Parasitic dwarf males are uncommon, but not unheard of, throughout the animal kingdom. Osedax, the deep sea bone eating worm, also maintains a harem of dwarf males in a specialized chamber in their trunk. But few species, and no other vertebrates, go to quite the extremes of the anglerfish. And with good reason.
Vertebrate immune systems have a long shared history. The Major Histocompatibility Complex (MHC) is a suite of genes shared among all gnathostomes–the taxonomic group that contains all jawed vertebrates, from fish to fishermen. It creates the proteins which provide the foundation for the adaptive immune system, the core complex which allows bodies to tell self from no-self, detect pathogens, and reject non-self invaders. Suppressing the MHC seriously inhibits a vertebrate’s ability to fight off infection.
Incidentally, not all deep-sea anglerfish have parasitic dwarf males, and the species most often presented as a type specimen in the popular press, the humpback anglerfish Melanocetus johnsonii, is one of several that do not have permanently attached parasitic dwarf males. M. johnsonii males are free-swimming throughout their life, they’re just small and clingy.
The existence of closely related anglerfish that have fully parasitic dwarf males, dwarf males that temporarily attach during mating, and males that do not attach, creates an opportunity to explore the evolution of the vertebrate immune system in these strange fish. A recent study conducted by researchers at the Max Planck Institute of Immunobiology and Epigenetics and the University of Washington attempted to unravel this mystery of anglerfish mating.
Among anglerfish that didn’t, or only temporarily attached during mating, there were no major differences between anglerfish MHC genes and those of other fish species. The adaptive immune system appears to present no barrier to temporary attachment. In contrast, there were massive changes among those anglerfish with parasitic dwarf males, including deletions of entire sections of the major histocompatibility complex and a significant reduction in MHC diversity. These changes were even more pronounced among anglerfish that host multiple male parasites simultaneously.

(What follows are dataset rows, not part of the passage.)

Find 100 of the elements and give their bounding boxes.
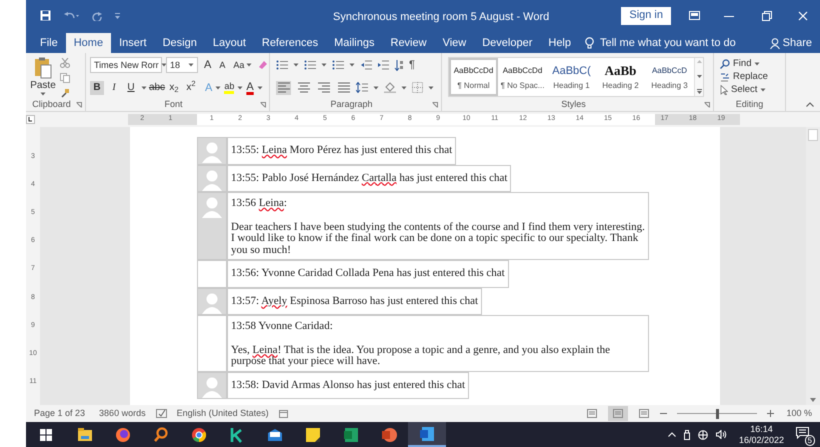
- caret-icon[interactable]: [373, 86, 379, 90]
- view-button[interactable]: [608, 406, 628, 421]
- style-gallery-item[interactable]: AaBbCcD Heading 3: [645, 58, 694, 96]
- format-button[interactable]: B: [90, 80, 104, 95]
- replace-button[interactable]: Replace: [720, 70, 768, 83]
- ribbon-tab[interactable]: Home: [66, 33, 112, 53]
- style-gallery-item[interactable]: AaBbC( Heading 1: [547, 58, 596, 96]
- customize-dropdown-icon[interactable]: [115, 12, 120, 18]
- restore-icon[interactable]: [762, 10, 772, 20]
- sort-icon[interactable]: [394, 60, 404, 71]
- grow-font-button[interactable]: A: [202, 57, 214, 74]
- numbering-icon[interactable]: [304, 60, 316, 70]
- bullets-icon[interactable]: [276, 60, 288, 70]
- caret-icon[interactable]: [215, 86, 222, 90]
- dialog-launcher-icon[interactable]: [260, 102, 266, 108]
- dialog-launcher-icon[interactable]: [76, 102, 82, 108]
- format-button[interactable]: abc: [150, 80, 164, 95]
- caret-icon[interactable]: [293, 63, 299, 68]
- scroll-down-arrow-icon[interactable]: [809, 397, 817, 403]
- decrease-indent-icon[interactable]: [360, 60, 372, 70]
- font-size-field[interactable]: 18: [166, 57, 198, 74]
- windows-start-icon[interactable]: [40, 428, 52, 440]
- alignment-button[interactable]: [316, 80, 331, 94]
- person-icon[interactable]: [770, 38, 780, 48]
- macro-recording-icon[interactable]: [278, 409, 288, 418]
- style-gallery-item[interactable]: AaBb Heading 2: [596, 58, 645, 96]
- format-button[interactable]: x$^{2}$: [184, 80, 198, 95]
- dialog-launcher-icon[interactable]: [432, 102, 438, 108]
- caret-icon[interactable]: [256, 86, 263, 90]
- share-button[interactable]: Share: [770, 33, 812, 53]
- style-gallery-item[interactable]: AaBbCcDd ¶ No Spac...: [498, 58, 547, 96]
- language-indicator[interactable]: English (United States): [176, 406, 269, 420]
- caret-icon[interactable]: [428, 86, 434, 90]
- ribbon-tab[interactable]: Developer: [474, 33, 540, 53]
- paste-button[interactable]: Paste: [30, 57, 56, 99]
- collapse-ribbon-icon[interactable]: [806, 102, 814, 107]
- gallery-scroll-buttons[interactable]: [694, 58, 703, 96]
- redo-icon[interactable]: [91, 10, 103, 20]
- caret-icon[interactable]: [160, 63, 167, 68]
- format-button[interactable]: I: [107, 80, 121, 95]
- caret-icon[interactable]: [141, 86, 147, 90]
- find-button[interactable]: Find: [720, 57, 768, 70]
- proofing-icon[interactable]: [156, 409, 167, 418]
- ribbon-tab[interactable]: Mailings: [326, 33, 382, 53]
- ribbon-tab[interactable]: File: [32, 33, 66, 53]
- show-formatting-button[interactable]: ¶: [409, 57, 415, 74]
- caret-icon[interactable]: [246, 63, 252, 68]
- tab-selector-icon[interactable]: [26, 115, 35, 124]
- ribbon-tab[interactable]: Help: [540, 33, 579, 53]
- font-color-button[interactable]: A: [246, 82, 254, 94]
- notification-center-button[interactable]: 5: [796, 426, 812, 442]
- caret-icon[interactable]: [754, 62, 760, 66]
- shrink-font-button[interactable]: A: [217, 58, 228, 72]
- change-case-button[interactable]: Aa: [231, 58, 254, 72]
- lightbulb-icon[interactable]: [585, 37, 594, 49]
- caret-icon[interactable]: [760, 88, 766, 92]
- speaker-icon[interactable]: [716, 430, 727, 439]
- borders-icon[interactable]: [412, 82, 423, 93]
- alignment-button[interactable]: [296, 80, 311, 94]
- clock-time[interactable]: 16:14: [750, 424, 773, 434]
- word-count[interactable]: 3860 words: [99, 406, 146, 420]
- ribbon-tab[interactable]: Layout: [204, 33, 254, 53]
- usb-drive-icon[interactable]: [684, 430, 690, 440]
- scissors-icon[interactable]: [60, 58, 70, 68]
- format-button[interactable]: x$_{2}$: [167, 80, 181, 95]
- more-icon[interactable]: [696, 89, 702, 94]
- multilevel-list-icon[interactable]: [332, 60, 344, 70]
- ribbon-tab[interactable]: View: [434, 33, 474, 53]
- brush-icon[interactable]: [60, 88, 70, 98]
- sign-in-button[interactable]: Sign in: [621, 6, 671, 24]
- increase-indent-icon[interactable]: [377, 60, 389, 70]
- scroll-down-icon[interactable]: [696, 74, 702, 78]
- style-gallery-item[interactable]: AaBbCcDd ¶ Normal: [449, 58, 498, 96]
- tell-me-search[interactable]: Tell me what you want to do: [600, 34, 736, 52]
- caret-icon[interactable]: [237, 86, 244, 90]
- dialog-launcher-icon[interactable]: [704, 102, 710, 108]
- alignment-button[interactable]: [336, 80, 351, 94]
- highlight-button[interactable]: ab: [224, 82, 234, 94]
- clock-date[interactable]: 16/02/2022: [738, 434, 784, 446]
- caret-icon[interactable]: [321, 63, 327, 68]
- zoom-out-icon[interactable]: [660, 410, 668, 417]
- globe-icon[interactable]: [698, 430, 708, 440]
- zoom-slider[interactable]: [677, 408, 758, 418]
- ribbon-display-options-icon[interactable]: [689, 11, 700, 20]
- caret-icon[interactable]: [349, 63, 355, 68]
- eraser-icon[interactable]: [258, 60, 268, 70]
- select-button[interactable]: Select: [720, 83, 768, 96]
- ribbon-tab[interactable]: Insert: [111, 33, 155, 53]
- page-count[interactable]: Page 1 of 23: [34, 406, 86, 420]
- zoom-in-icon[interactable]: [767, 410, 774, 417]
- chevron-up-icon[interactable]: [668, 432, 676, 437]
- undo-icon[interactable]: [63, 10, 79, 20]
- close-icon[interactable]: [798, 10, 808, 20]
- save-icon[interactable]: [40, 10, 51, 21]
- ribbon-tab[interactable]: Design: [154, 33, 205, 53]
- caret-icon[interactable]: [40, 92, 46, 96]
- format-button[interactable]: U: [124, 80, 138, 95]
- ribbon-tab[interactable]: Review: [382, 33, 435, 53]
- zoom-level[interactable]: 100 %: [786, 406, 812, 420]
- ribbon-tab[interactable]: References: [254, 33, 326, 53]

Major changes were found associated with other components of the immune system, as well, including several genes which regulate the function of cytotoxic T cells that were missing from the genomes of anglerfish that host permanently attached males. Among all investigated species that have either permanent or temporarily attached males, several antibody producing genes were absent. Other antibody-forming genes had accumulated significant deleterious mutations, but only within the genomes of anglerfish who host multiple male parasites simultaneously.
In order to secure long-term partnerships in the vast and biomass limited deep oceans, anglerfish have rewritten their immune systems to cope with the demands of this lifelong commitment.

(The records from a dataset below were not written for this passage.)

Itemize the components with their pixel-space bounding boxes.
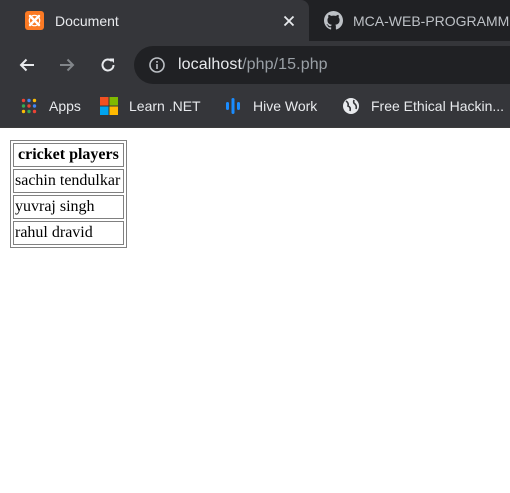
url-host: localhost bbox=[178, 56, 243, 73]
bookmark-label: Hive Work bbox=[253, 97, 318, 114]
forward-arrow-icon[interactable] bbox=[55, 53, 79, 77]
bookmark-apps[interactable]: Apps bbox=[20, 89, 81, 122]
tab-document[interactable]: Document bbox=[0, 0, 309, 41]
bookmark-label: Free Ethical Hackin... bbox=[371, 97, 505, 114]
info-icon[interactable] bbox=[148, 56, 166, 74]
browser-toolbar: localhost/php/15.php bbox=[0, 41, 510, 89]
microsoft-icon bbox=[100, 96, 118, 115]
table-header: cricket players bbox=[13, 143, 124, 167]
address-bar[interactable]: localhost/php/15.php bbox=[134, 46, 510, 84]
close-icon[interactable] bbox=[280, 12, 297, 29]
page-content: cricket players sachin tendulkar yuvraj … bbox=[0, 128, 510, 493]
bookmark-label: Apps bbox=[49, 97, 81, 114]
url-path: /php/15.php bbox=[242, 56, 328, 73]
github-icon bbox=[324, 11, 343, 30]
tab-strip: Document MCA-WEB-PROGRAMMING bbox=[0, 0, 510, 41]
table-header-row: cricket players bbox=[13, 143, 124, 167]
back-arrow-icon[interactable] bbox=[15, 53, 39, 77]
xampp-icon bbox=[25, 11, 44, 30]
bookmarks-bar: Apps Learn .NET Hive Work Free Ethical H… bbox=[0, 89, 510, 128]
tab-mca-web-programming[interactable]: MCA-WEB-PROGRAMMING bbox=[309, 0, 510, 41]
apps-grid-icon bbox=[20, 97, 38, 115]
reload-icon[interactable] bbox=[96, 53, 120, 77]
hive-icon bbox=[224, 97, 242, 115]
table-cell: rahul dravid bbox=[13, 221, 124, 245]
cricket-players-table: cricket players sachin tendulkar yuvraj … bbox=[10, 140, 127, 248]
bookmark-hive-work[interactable]: Hive Work bbox=[224, 89, 317, 122]
globe-icon bbox=[342, 97, 360, 115]
table-cell: yuvraj singh bbox=[13, 195, 124, 219]
table-row: sachin tendulkar bbox=[13, 169, 124, 193]
bookmark-learn-net[interactable]: Learn .NET bbox=[100, 89, 201, 122]
bookmark-label: Learn .NET bbox=[129, 97, 201, 114]
table-row: yuvraj singh bbox=[13, 195, 124, 219]
bookmark-free-ethical-hacking[interactable]: Free Ethical Hackin... bbox=[342, 89, 504, 122]
tab-title: Document bbox=[55, 12, 119, 29]
table-row: rahul dravid bbox=[13, 221, 124, 245]
table-cell: sachin tendulkar bbox=[13, 169, 124, 193]
tab-title: MCA-WEB-PROGRAMMING bbox=[353, 12, 510, 29]
url-text[interactable]: localhost/php/15.php bbox=[178, 56, 328, 74]
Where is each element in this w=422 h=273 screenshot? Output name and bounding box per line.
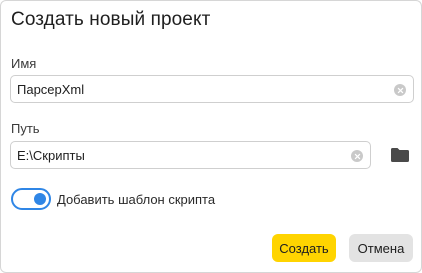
path-input-value: E:\Скрипты <box>17 148 85 163</box>
add-template-label: Добавить шаблон скрипта <box>57 191 216 207</box>
cancel-button[interactable]: Отмена <box>349 234 413 262</box>
name-input-value: ПарсерXml <box>17 82 85 97</box>
clear-path-button[interactable] <box>351 150 363 162</box>
clear-name-button[interactable] <box>394 84 406 96</box>
folder-icon <box>391 148 409 162</box>
path-input[interactable]: E:\Скрипты <box>10 141 371 169</box>
dialog-title: Создать новый проект <box>11 9 211 30</box>
name-input[interactable]: ПарсерXml <box>10 75 414 103</box>
clear-icon <box>397 87 403 93</box>
add-template-toggle[interactable] <box>11 188 51 210</box>
template-toggle-row: Добавить шаблон скрипта <box>11 187 215 211</box>
create-button[interactable]: Создать <box>272 234 336 262</box>
toggle-knob <box>34 193 46 205</box>
browse-folder-button[interactable] <box>388 144 412 166</box>
new-project-dialog: Создать новый проект Имя ПарсерXml Путь … <box>0 0 422 273</box>
clear-icon <box>354 153 360 159</box>
path-label: Путь <box>11 121 40 136</box>
name-label: Имя <box>11 56 37 71</box>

While there are important lessons on immune system suppression that can be adapted towards human organ transplantation and treating autoimmune diseases, there is likely not a direct line between anglerfish genetics and pharmaceutical treatment. This research, however, does raise a new question–although anglerfish have suppressed significant components of their immune system at a genetic level to allow for the attachment of parasitic mates, their immune system continues to fight off other infections. The more interesting line of inquiry may not be “why don’t female anglerfish reject their mates?” but rather “how do anglerfish immune systems continue to function for other pathogens while suppressed to prevent the rejection of permanently attached males?”
The more we explore the deep oceans, the more surprising discoveries we make about the adaptability of life on earth. As one of the few global stakeholders that has both an enduring interest in establishing baselines for biodiversity in the deep sea as well as the financial and technological capacity to maintain a presence in areas beyond national jurisdiction, the deep-sea mining industry has the potential to serve as an engine of discovery that benefits humankind in often unexpected ways.